Acabo de passar uma hora extremamente agradavel vendo esse topico, aqua do Rui com as fotos do João ficou perfeito.
Parabéns esse reef é nota 10.

----------


## Rui Ferreira de Almeida

> A alcalinidade já saiu dos 7 dkh? agora já não necessitas de juntar bicarbonato, o reactor já dá conta do recado?


Já subiu para 8 / 9 . Não vou adicionar bicarbonato. Vou limitar-me a esperar e ver até onde a alcalinidade vai.





> Continuas a usar uma derivação com torneira para controlar o fluxo do reactor?


Continuo , mas tenho a consciência que não é a melhor solução . Uma bomba peristaltica dedicada é muito melhor porque não necessita de ajustamentos para manter um caudal adequado contínuo.

Matias , obrigado pelo seu tempo e comentário. Um dia tenho mesmo que lhe fazer uma visita, comer no seu restaurante um belo peixe, desfrutar do seu aquário e fazer uns mergulhos com você.

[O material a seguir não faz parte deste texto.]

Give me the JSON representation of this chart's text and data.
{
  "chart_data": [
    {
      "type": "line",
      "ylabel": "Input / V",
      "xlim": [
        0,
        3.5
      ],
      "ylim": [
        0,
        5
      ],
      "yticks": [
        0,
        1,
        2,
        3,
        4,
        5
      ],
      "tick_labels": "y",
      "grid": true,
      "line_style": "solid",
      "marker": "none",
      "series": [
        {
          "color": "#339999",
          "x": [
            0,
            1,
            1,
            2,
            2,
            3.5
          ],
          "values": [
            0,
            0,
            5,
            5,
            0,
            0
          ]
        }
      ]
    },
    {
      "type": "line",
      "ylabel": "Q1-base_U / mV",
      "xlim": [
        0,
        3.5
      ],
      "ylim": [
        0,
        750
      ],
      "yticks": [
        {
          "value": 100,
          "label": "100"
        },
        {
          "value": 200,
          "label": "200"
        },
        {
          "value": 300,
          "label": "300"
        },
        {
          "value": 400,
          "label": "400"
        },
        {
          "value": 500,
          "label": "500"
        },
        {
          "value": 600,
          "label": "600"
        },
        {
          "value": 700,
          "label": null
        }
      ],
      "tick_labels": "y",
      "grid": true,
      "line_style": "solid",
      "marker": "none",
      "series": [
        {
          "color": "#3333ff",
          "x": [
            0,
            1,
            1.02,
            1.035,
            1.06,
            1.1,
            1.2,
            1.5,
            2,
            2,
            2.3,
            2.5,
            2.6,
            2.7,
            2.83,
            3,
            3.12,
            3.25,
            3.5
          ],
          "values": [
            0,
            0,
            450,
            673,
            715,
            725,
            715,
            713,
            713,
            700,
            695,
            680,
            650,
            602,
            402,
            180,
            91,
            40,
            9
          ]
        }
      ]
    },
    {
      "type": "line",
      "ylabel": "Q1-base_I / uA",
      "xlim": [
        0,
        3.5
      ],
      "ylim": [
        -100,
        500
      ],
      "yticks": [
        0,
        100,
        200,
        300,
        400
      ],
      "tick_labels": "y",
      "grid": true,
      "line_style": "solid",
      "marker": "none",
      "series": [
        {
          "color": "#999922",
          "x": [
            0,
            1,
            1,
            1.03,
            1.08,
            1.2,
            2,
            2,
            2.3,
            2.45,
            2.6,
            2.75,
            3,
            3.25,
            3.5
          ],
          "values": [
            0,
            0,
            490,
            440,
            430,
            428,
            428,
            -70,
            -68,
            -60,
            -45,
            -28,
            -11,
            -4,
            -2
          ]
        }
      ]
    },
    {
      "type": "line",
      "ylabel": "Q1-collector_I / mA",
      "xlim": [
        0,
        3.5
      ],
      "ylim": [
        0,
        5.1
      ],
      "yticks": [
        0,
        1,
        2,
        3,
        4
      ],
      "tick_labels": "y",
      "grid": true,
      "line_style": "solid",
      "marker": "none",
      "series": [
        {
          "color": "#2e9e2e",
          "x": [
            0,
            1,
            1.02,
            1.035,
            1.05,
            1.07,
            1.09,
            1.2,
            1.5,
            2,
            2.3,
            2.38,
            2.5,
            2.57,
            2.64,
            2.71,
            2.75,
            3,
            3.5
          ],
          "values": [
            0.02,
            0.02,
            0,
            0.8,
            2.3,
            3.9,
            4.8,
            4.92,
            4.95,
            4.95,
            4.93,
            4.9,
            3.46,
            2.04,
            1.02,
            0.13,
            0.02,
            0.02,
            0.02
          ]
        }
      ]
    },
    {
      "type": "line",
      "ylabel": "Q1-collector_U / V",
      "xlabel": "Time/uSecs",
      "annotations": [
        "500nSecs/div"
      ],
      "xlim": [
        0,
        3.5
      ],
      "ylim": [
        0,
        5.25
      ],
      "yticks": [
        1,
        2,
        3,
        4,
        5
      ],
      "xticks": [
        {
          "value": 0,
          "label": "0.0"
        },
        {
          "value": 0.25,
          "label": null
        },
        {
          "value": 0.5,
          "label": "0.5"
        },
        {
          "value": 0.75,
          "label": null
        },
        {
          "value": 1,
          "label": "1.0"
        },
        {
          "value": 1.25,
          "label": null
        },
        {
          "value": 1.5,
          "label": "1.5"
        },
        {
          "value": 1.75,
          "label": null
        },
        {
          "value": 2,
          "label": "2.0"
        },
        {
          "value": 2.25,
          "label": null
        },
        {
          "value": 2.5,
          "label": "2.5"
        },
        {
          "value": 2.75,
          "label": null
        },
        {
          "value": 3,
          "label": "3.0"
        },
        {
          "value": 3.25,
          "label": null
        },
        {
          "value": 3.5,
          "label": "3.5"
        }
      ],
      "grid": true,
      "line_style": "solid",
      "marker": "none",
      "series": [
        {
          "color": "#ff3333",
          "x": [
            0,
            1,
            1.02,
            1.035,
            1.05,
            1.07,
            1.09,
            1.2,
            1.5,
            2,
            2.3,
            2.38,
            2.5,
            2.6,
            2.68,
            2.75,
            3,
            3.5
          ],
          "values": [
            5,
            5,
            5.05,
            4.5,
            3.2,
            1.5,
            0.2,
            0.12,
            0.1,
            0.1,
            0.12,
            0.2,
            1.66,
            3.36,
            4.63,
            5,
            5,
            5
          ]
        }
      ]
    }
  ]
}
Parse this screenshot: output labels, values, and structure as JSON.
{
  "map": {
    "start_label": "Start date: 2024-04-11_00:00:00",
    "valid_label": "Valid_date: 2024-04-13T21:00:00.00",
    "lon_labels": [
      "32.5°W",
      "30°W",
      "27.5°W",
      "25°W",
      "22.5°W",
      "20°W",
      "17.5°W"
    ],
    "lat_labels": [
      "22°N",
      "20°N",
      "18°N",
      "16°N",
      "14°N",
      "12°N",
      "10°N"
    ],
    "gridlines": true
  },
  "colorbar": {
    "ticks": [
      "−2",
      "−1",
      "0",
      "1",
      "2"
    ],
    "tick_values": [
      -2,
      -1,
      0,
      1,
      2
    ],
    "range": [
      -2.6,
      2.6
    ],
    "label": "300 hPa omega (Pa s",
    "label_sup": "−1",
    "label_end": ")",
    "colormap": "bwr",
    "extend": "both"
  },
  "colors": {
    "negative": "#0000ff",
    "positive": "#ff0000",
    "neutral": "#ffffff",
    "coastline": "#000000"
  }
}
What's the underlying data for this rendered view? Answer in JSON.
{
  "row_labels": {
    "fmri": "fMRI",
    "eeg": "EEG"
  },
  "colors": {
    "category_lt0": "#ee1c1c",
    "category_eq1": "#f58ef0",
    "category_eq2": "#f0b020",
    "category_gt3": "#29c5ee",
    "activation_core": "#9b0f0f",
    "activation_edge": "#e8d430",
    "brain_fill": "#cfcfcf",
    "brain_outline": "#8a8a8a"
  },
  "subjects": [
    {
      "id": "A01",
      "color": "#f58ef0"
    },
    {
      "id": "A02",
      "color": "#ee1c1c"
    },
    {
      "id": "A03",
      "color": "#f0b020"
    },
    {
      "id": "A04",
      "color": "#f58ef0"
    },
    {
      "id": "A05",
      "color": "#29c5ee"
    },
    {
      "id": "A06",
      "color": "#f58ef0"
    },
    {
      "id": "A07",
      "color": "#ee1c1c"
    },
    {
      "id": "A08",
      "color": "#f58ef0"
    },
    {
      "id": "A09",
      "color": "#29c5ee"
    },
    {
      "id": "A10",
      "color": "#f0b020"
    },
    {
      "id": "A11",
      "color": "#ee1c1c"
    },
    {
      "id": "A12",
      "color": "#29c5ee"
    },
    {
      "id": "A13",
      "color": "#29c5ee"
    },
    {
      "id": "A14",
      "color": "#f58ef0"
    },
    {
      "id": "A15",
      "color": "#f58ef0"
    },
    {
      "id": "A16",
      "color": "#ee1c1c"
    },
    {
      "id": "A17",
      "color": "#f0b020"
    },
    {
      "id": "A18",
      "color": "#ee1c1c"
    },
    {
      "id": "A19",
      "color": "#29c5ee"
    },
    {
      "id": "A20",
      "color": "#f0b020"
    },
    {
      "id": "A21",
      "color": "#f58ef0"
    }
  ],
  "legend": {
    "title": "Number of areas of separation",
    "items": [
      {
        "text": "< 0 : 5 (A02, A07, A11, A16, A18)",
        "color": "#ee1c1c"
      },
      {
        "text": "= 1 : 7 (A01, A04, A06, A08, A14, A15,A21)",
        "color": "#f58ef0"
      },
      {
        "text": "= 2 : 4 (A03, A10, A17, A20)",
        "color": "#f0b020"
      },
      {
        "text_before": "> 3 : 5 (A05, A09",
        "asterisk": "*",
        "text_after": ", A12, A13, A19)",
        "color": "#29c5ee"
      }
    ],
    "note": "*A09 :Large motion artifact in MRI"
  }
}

O seu tópico é daqueles que eu sigo atentamente.

Cump.
Rui

----------


## Rui Ferreira de Almeida

Aqui vão as fotos prometidas . Estas são minhas, por isso desculpem qq coisinha...

----------


## Rui Ferreira de Almeida

mais umas...

----------


## Rui Ferreira de Almeida

continuando....

----------


## Rui Ferreira de Almeida

e...

----------


## Rui Ferreira de Almeida

uff...

----------


## Rui Ferreira de Almeida

...

----------


## Julio Macieira

:EEK!: 

Tens andado a "treinar"  :yb665: 

Muito bom...grandes progressos.

As próximas têm de ser com tripé  :yb624:

----------


## Carlos Czymoch

Ola Rui Ferreira de Almeida voce esta de PARABENS muito lindo o seu

sistema, e é de   :Olá:   :Pracima:   :tutasla:   :bompost:   nem sei o que mais

dizer esta SHOW de BOLA muito bonito mesmo.

Mas me diga uma coisa é este sistema que apareceu ha algum tempo

atraz a montagem dos AQUAS e voce deitado dentro do aquario maior

é este ou eu estou enganado e era de outra pessoa?

Se for este gostaria de ver as fotos pois ja faz um bom tempo que as vi.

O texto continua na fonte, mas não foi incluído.